President Mahmoud Ahmadinejad last week said an Iranian official may meet with Ashton in October “for preparatory work” in a new bid to open negotiations on Iran’s contested nuclear drive.

“If Ms Ashton contacts the Iranian representative she can set a time for talks,” the Iranian leader told a press conference in New York.

He also said that “in October the representative of Iran will meet with one member of the P5+1 to decide the framework of talks.”

The six world powers – the United States, Britain, China, France, Germany and Russia – are leading the talks aimed at persuading Tehran to rein in its suspect nuclear programme.

But Ahmadinejad told the New York press conference that any talks with the Western powers, who accuse Iran of seeking a nuclear bomb, must be carried out on the principle of “justice and respect.”

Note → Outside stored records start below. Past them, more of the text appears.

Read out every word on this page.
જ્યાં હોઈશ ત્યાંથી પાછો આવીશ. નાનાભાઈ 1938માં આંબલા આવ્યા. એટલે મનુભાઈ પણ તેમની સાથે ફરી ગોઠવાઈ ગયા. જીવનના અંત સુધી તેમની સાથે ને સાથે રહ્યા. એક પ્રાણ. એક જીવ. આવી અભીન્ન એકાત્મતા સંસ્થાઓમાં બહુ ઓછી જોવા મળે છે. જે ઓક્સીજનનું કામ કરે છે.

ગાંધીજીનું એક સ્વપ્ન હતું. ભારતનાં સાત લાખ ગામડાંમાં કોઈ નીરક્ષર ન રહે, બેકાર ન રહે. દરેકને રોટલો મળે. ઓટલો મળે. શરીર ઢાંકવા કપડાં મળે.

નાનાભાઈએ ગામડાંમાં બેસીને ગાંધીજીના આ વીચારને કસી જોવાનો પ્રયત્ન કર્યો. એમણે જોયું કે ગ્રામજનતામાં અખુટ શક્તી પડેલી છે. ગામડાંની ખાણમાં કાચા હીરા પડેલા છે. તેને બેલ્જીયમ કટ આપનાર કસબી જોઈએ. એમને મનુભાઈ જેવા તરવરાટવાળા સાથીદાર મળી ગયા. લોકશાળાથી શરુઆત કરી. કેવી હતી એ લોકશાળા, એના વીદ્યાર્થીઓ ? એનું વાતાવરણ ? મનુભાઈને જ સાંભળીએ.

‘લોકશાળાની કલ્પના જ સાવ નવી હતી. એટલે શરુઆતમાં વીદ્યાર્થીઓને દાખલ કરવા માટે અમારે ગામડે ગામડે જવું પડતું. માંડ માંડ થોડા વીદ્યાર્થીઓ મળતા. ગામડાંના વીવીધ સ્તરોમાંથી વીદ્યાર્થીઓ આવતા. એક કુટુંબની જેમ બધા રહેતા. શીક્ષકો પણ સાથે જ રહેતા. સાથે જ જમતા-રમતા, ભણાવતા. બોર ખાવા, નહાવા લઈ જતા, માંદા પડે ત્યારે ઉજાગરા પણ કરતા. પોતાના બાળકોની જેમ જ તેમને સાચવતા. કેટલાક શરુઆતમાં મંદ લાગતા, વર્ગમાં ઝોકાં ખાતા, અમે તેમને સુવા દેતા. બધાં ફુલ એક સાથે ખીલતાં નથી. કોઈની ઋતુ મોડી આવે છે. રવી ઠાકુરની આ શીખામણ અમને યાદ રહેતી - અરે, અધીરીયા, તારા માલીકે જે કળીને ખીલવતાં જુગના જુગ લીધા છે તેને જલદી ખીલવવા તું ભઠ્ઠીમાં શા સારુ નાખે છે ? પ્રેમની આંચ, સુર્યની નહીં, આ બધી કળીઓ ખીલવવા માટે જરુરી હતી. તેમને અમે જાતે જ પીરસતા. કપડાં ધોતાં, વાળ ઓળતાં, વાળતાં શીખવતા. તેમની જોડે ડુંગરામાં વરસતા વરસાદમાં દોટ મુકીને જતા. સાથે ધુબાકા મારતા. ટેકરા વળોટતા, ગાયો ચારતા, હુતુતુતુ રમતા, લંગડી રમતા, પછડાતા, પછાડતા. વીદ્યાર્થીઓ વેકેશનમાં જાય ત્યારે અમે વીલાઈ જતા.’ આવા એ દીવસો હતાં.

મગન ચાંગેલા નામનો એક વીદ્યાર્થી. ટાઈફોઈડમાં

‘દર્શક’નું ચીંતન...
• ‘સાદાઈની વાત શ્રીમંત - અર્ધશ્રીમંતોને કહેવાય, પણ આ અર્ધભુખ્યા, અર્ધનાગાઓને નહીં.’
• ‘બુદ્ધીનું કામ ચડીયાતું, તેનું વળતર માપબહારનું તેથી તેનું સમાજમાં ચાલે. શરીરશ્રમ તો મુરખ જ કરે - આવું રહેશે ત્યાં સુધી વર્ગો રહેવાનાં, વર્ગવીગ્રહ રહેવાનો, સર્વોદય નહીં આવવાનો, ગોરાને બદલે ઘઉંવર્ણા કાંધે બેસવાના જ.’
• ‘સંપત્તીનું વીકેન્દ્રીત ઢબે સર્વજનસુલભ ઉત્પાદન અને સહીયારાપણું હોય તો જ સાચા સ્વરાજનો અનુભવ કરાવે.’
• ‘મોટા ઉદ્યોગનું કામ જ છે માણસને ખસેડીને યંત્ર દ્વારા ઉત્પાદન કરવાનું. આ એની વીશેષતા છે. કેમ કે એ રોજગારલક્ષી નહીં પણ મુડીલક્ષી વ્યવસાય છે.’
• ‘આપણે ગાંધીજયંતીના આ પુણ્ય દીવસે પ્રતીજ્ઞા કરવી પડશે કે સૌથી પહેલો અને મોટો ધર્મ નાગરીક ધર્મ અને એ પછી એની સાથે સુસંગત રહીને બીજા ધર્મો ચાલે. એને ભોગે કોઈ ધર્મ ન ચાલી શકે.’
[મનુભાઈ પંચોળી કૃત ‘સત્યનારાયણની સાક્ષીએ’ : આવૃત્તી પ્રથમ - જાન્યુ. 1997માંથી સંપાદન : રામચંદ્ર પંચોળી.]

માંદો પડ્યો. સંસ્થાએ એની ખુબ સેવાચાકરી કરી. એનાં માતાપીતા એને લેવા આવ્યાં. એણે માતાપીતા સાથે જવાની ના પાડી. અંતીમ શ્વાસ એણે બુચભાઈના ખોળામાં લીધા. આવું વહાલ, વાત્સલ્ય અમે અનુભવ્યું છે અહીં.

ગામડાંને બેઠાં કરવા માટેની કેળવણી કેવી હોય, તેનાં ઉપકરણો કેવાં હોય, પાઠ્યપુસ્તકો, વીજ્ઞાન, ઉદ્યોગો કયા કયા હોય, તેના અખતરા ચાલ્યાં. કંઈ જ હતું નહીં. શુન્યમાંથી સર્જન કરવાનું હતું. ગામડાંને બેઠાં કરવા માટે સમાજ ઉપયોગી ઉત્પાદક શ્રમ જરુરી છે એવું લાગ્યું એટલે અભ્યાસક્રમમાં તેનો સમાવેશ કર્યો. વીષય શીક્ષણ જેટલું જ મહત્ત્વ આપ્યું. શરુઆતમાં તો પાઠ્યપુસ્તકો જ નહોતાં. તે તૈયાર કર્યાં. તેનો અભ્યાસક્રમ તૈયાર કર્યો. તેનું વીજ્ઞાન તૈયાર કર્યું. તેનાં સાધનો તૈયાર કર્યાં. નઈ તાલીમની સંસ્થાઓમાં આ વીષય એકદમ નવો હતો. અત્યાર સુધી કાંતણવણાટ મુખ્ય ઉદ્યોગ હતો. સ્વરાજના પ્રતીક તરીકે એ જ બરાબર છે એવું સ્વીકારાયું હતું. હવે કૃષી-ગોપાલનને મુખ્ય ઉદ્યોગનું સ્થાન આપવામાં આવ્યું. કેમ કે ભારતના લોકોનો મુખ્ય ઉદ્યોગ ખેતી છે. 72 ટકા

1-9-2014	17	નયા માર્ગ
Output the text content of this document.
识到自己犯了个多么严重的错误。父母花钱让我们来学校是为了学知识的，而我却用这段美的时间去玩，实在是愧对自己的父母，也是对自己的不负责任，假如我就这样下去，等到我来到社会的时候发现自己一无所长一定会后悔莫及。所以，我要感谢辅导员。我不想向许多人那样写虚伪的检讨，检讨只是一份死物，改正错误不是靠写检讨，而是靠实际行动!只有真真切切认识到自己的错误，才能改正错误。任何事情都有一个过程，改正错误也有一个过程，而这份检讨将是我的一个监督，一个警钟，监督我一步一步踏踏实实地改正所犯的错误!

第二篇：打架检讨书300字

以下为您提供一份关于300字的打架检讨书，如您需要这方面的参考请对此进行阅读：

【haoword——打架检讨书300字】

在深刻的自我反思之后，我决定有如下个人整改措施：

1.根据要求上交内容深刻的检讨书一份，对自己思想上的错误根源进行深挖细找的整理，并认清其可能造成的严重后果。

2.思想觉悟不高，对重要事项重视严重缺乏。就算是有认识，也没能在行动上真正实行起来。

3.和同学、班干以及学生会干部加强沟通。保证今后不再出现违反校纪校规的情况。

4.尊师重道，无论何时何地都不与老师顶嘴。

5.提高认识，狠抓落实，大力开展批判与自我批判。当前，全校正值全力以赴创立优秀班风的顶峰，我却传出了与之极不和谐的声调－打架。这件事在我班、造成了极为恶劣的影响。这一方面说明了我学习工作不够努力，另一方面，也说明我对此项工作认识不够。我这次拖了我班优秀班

The Iranian leader had also said that some members of the world powers had had contacts with Iranian Foreign Minister Manouchehr Mottaki on the sidelines of the UN General Assembly held last week.

He gave no details apart from saying there had been no contacts with the US government in New York.

In June, the UN Security Council imposed a fourth round of sanctions against the Islamic republic, which in turn said it would suspend talks until September.

In a statement last Wednesday the United States and the other five powers said they are seeking an “early negotiated solution” to the standoff.

Iran’s uranium enrichment work is at the centre of international concerns as the process can be used to make nuclear fuel as well as the core of an atom bomb.

Iran denies seeking nuclear weapons and has pressed on with enrichment, insisting it has a right to the process as a signatory of the nuclear Non-Proliferation Treaty.